Meloni incontra Abu Mazen e rivendica il ruolo dell’Italia nella crisi di Gaza
Brilla il sole su Atreju mentre, a migliaia di chilometri di distanza, la Striscia di Gaza viene colpita da una nuova tempesta che devasta ciò che resta dei campi profughi. Il contrasto è netto e attraversa la giornata simbolo della kermesse di Fratelli d’Italia, allestita a pochi passi dal Vaticano, sotto l’ombra imponente di Castel Sant’Angelo. È in questo scenario che la politica italiana incrocia uno dei drammi più laceranti della scena internazionale, con l’arrivo a Roma del presidente dell’Autorità nazionale palestinese Mahmoud Abbas, Abu Mazen, ospite d’onore di Atreju.
L’intervento del leader palestinese è attesissimo e la piazza è gremita. Ad accompagnarlo sul palco è la presidente del Consiglio Giorgia Meloni, reduce da un bilaterale a Palazzo Chigi incentrato sul futuro di Gaza e sugli sviluppi del Piano Trump, a due mesi dall’accordo di pace siglato a Sharm el Sheikh. La premier coglie l’occasione non solo per presentare Abbas, ma anche per respingere con decisione le accuse che, dall’inizio del conflitto seguito all’attacco del 7 ottobre, sono state rivolte al governo italiano. Accuse di immobilismo o di un presunto allineamento acritico a Israele che Meloni definisce infondate.
«La presenza del presidente Abbas dimostra quanto l’Italia sia stata centrale e protagonista, non solo nella gestione della crisi ma anche nel difficile percorso verso la pace», afferma dal palco, rivendicando un ruolo attivo e respingendo quelle che definisce «falsità ascoltate negli ultimi due anni». Un intervento accolto da applausi, mentre il ministro della Difesa Guido Crosetto annuncia di aver querelato i giuristi e gli avvocati che avevano denunciato il governo per concorso in genocidio, parole durissime pronunciate poche ore prima sempre ad Atreju.
Abu Mazen, novantenne, legge bene la platea. Ringrazia Meloni, saluta la leadership di Fratelli d’Italia e augura «buon Natale» in un italiano incerto ma efficace. L’applauso più sentito arriva quando parla della sua terra martoriata e del desiderio di «vivere con libertà e dignità». Il presidente dell’Anp ribadisce la disponibilità a elezioni parlamentari e presidenziali, ma insiste su un punto chiave: «L’assenza di uno Stato palestinese è fonte di instabilità e di estremismo che mette a rischio la sicurezza di tutta la regione». Da qui l’appello all’Italia affinché prosegua sul percorso del riconoscimento della Palestina, tema sul quale Meloni conferma apertura ma con cautela, legandolo alla creazione di condizioni concrete.
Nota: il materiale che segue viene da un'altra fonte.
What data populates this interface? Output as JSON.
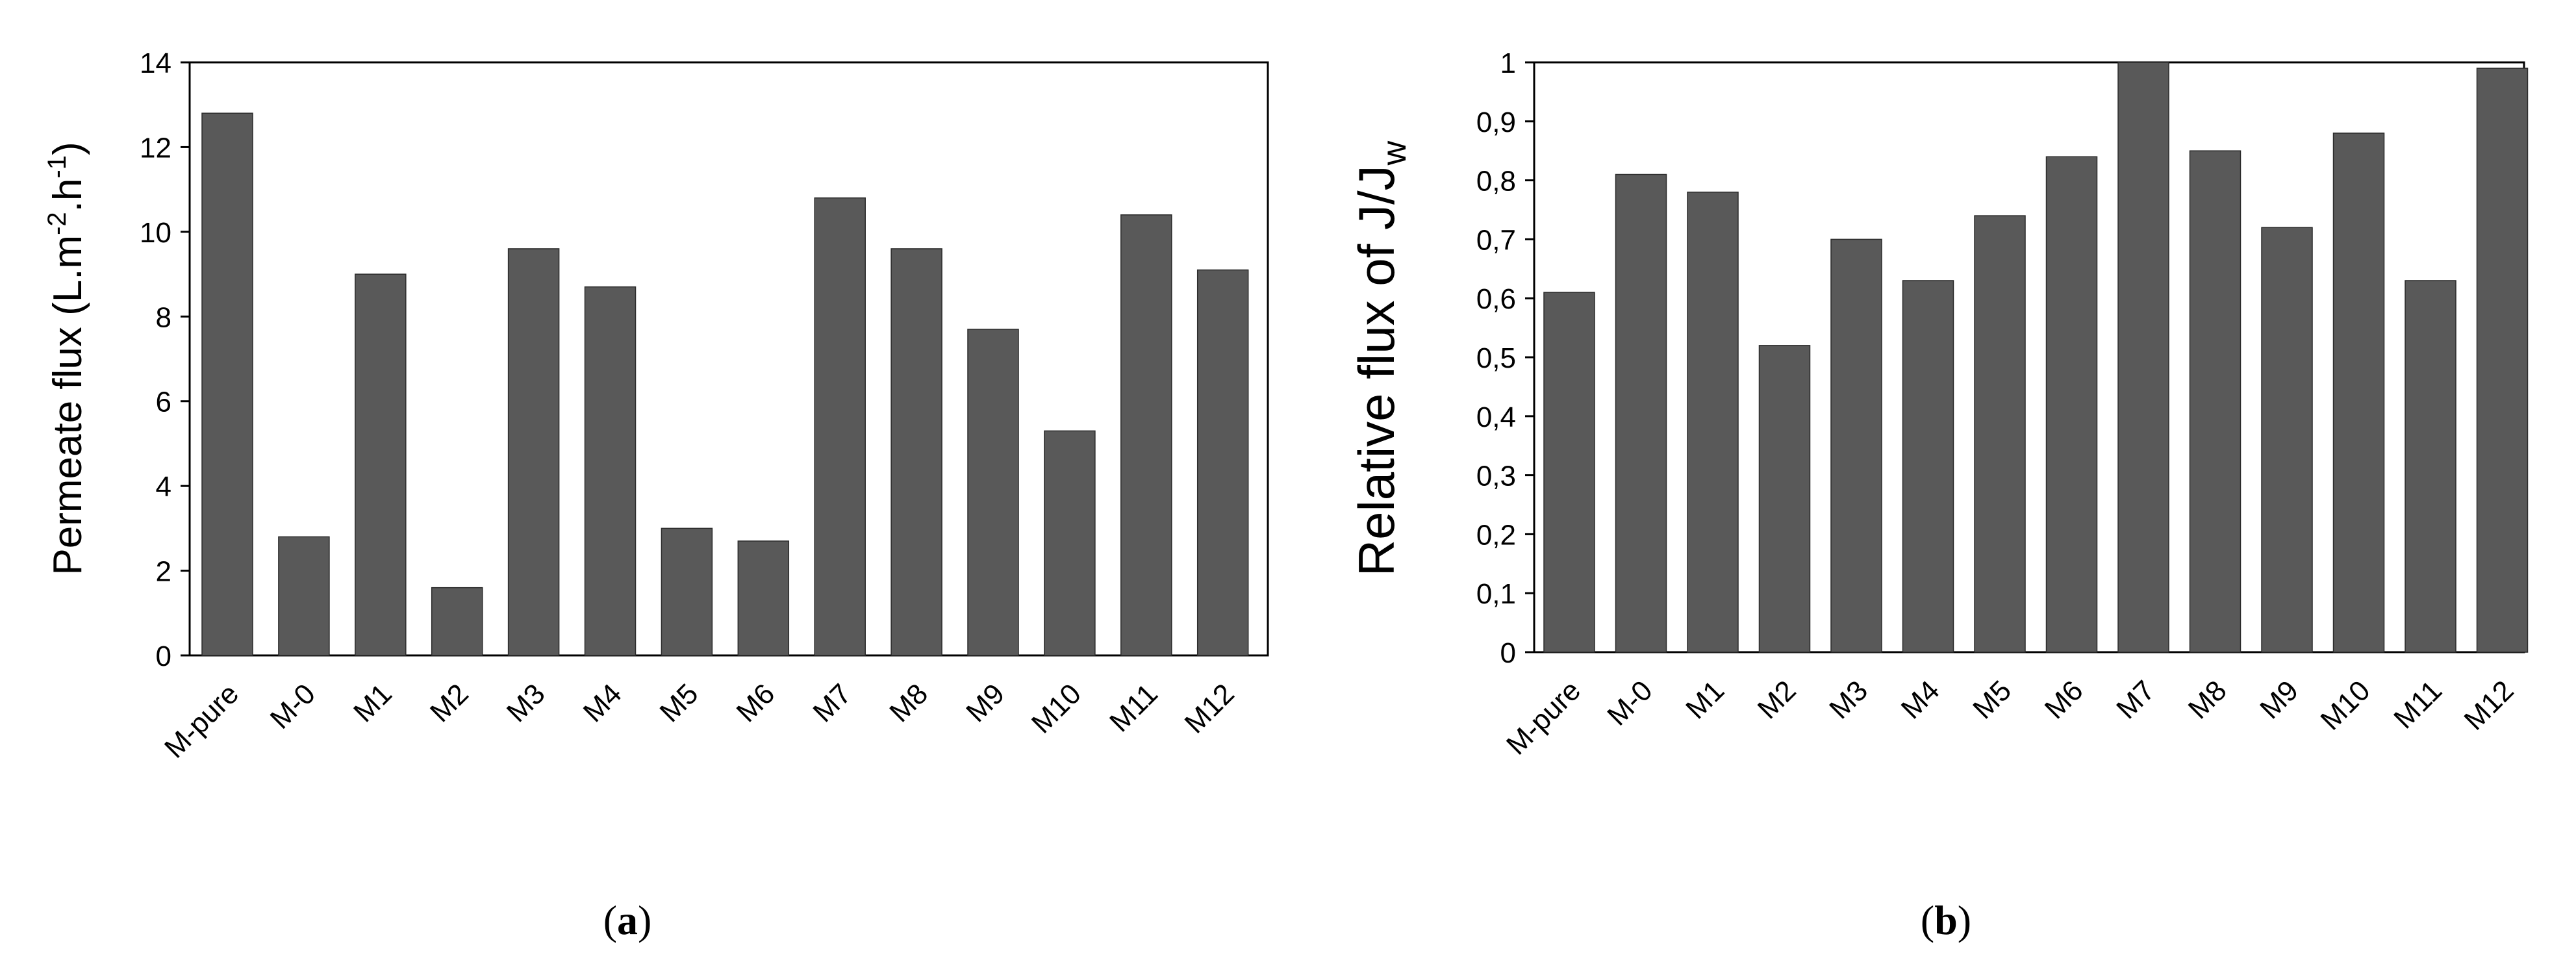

La giornata si muove così su più livelli, tra diplomazia, politica interna e pressioni internazionali. Dalle indiscrezioni provenienti dagli Stati Uniti, secondo cui Washington avrebbe chiesto ai Paesi europei un maggiore coinvolgimento nella Striscia, fino alla strategia italiana che cerca un equilibrio tra l’alleanza con gli Usa e il dialogo con il mondo arabo. Meloni e Abbas concordano sulla necessità di consolidare il cessate il fuoco e di sostenere un piano di stabilizzazione e ricostruzione di Gaza, insieme a un programma di riforme dell’Autorità palestinese.
Nel pomeriggio, mentre Abu Mazen lascia Atreju, emergono anche richiami alla storia della destra italiana. Gianfranco Fini, seduto in platea accanto ai vertici di Fratelli d’Italia, ricorda come «fin dai tempi del Fronte della Gioventù ci siamo battuti per la libertà del popolo palestinese, sempre insieme al sacrosanto diritto di Israele di esistere». Un filo di continuità che Crosetto ribadisce poco dopo, in un confronto ironico e serrato con Marco Travaglio, tra politica estera, Ucraina e rapporti con gli Stati Uniti.
In una giornata densa di simboli, Atreju diventa così il palcoscenico di un messaggio politico preciso: l’Italia rivendica un ruolo di primo piano nello scenario mediorientale, cercando di tenere insieme sicurezza, diplomazia e prospettiva di pace, mentre il conflitto continua a segnare profondamente il presente.